Anggota parlemen Selandia Baru meloloskan RUU Zat Psikoaktif dengan suara timpang 119-1. Berdasarkan undang-undang baru, obat apa pun yang disetujui akan dibatasi untuk orang yang berusia di atas 18 tahun dan tidak boleh dijual di supermarket, toko serba ada, atau pompa bensin. Iklan akan dibatasi pada titik penjualan. Narkoba yang sudah dianggap ilegal, seperti ganja dan kokain, akan tetap demikian. Undang-undang tersebut menuai protes karena obat-obatan tersebut akan diuji pada hewan sebagai bagian dari proses persetujuan.
Dr. Stewart Jessamine, pejabat Kementerian Kesehatan Selandia Baru, mengatakan produsen harus menunjukkan bahwa obat mereka bebas dari efek samping serius seperti masalah reproduksi, kejang, dan kecanduan. Mereka juga harus menunjukkan bahwa mereka memiliki laboratorium manufaktur yang bersih dan rantai pasokan yang aman.

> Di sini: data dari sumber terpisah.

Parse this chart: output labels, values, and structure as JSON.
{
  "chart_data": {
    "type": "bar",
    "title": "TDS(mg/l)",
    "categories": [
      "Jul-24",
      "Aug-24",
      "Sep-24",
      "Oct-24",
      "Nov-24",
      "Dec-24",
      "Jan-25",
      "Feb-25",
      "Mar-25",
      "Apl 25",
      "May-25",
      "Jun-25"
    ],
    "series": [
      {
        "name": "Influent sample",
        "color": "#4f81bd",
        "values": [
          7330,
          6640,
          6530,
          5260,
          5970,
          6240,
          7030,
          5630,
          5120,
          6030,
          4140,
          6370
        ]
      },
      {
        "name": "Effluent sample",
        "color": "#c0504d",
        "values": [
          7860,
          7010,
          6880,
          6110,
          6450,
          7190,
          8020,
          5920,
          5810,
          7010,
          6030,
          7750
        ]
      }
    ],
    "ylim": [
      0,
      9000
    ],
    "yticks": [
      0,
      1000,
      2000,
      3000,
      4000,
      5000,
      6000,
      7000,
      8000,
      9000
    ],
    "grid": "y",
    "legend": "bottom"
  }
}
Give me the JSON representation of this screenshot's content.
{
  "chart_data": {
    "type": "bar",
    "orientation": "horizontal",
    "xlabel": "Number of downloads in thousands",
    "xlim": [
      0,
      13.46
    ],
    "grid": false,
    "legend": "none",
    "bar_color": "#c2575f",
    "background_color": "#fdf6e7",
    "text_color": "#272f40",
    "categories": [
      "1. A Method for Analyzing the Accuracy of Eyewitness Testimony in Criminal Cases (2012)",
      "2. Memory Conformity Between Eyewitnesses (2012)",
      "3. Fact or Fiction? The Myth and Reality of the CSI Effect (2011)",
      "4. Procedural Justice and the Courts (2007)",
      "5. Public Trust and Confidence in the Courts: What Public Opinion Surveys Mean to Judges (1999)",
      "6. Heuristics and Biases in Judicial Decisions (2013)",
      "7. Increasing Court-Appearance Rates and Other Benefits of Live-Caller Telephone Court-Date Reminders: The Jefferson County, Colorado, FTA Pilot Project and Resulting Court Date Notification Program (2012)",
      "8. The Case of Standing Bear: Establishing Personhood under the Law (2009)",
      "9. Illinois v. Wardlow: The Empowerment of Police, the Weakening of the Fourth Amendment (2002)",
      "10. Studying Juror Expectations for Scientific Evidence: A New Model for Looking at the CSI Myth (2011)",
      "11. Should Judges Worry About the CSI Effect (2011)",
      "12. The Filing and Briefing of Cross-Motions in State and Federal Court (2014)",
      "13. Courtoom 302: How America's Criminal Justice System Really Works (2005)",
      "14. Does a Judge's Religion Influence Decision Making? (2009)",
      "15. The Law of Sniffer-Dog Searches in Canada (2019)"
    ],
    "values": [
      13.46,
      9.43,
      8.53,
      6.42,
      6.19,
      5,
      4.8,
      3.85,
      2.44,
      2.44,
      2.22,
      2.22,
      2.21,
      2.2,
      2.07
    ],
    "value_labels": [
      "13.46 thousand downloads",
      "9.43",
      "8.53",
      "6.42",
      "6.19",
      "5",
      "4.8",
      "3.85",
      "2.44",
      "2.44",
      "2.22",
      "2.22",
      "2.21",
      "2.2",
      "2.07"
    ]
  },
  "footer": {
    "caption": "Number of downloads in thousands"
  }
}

Jessamine memperkirakan bahwa hal ini akan merugikan produsen sekitar 2 juta dolar Selandia Baru ($1,6 juta) dan memerlukan waktu sekitar satu tahun untuk mendapatkan obat yang disetujui. Dia mengatakan sudah ada 10 hingga 15 permohonan izin berdasarkan ketentuan undang-undang baru yang memungkinkan beberapa produsen untuk terus menjual produk mereka saat mereka melakukan uji coba, jika dalam jangka waktu 28 hari awal berlaku.
Sponsor RUU tersebut, Peter Dunne, mengatakan pejabat pemerintah dari seluruh dunia telah menanyakan tentang undang-undang baru tersebut selama presentasi di PBB. “Orang Hongaria, Irlandia, Inggris, mereka semua ingin tahu apa yang sedang kami lakukan,” katanya. “Ini dipandang sebagai yang terdepan. Mereka ingin melihat cara kerjanya dan mempertimbangkannya untuk negara mereka sendiri.”
Dunne mengatakan bahwa mendapatkan persetujuan atas obat buatan pabrik karena berisiko rendah dapat menjadi sebuah tantangan bagi beberapa produsen karena beberapa generasi muda mungkin akan kehilangan minat jika mereka menganggap obat tersebut terlalu jinak.
Matt Bowden, seorang musisi yang telah menjual pil pesta di Selandia Baru sejak tahun 2000, mengatakan dalam pengajuan untuk mendukung RUU tersebut bahwa ia ingin membangun pabrik untuk memproduksi obat-obatan tersebut di Selandia Baru.
Dalam emailnya kepada The Associated Press, Bowden mengatakan pil pesta lebih aman dibandingkan metamfetamin. “Saya telah banyak dikritik di negara asal saya selama 15 tahun saya memperjuangkan kebijakan narkoba yang masuk akal,” tambahnya, “tetapi sekarang setelah menerima pujian dari PBB, hal ini membuat semuanya menjadi berharga.”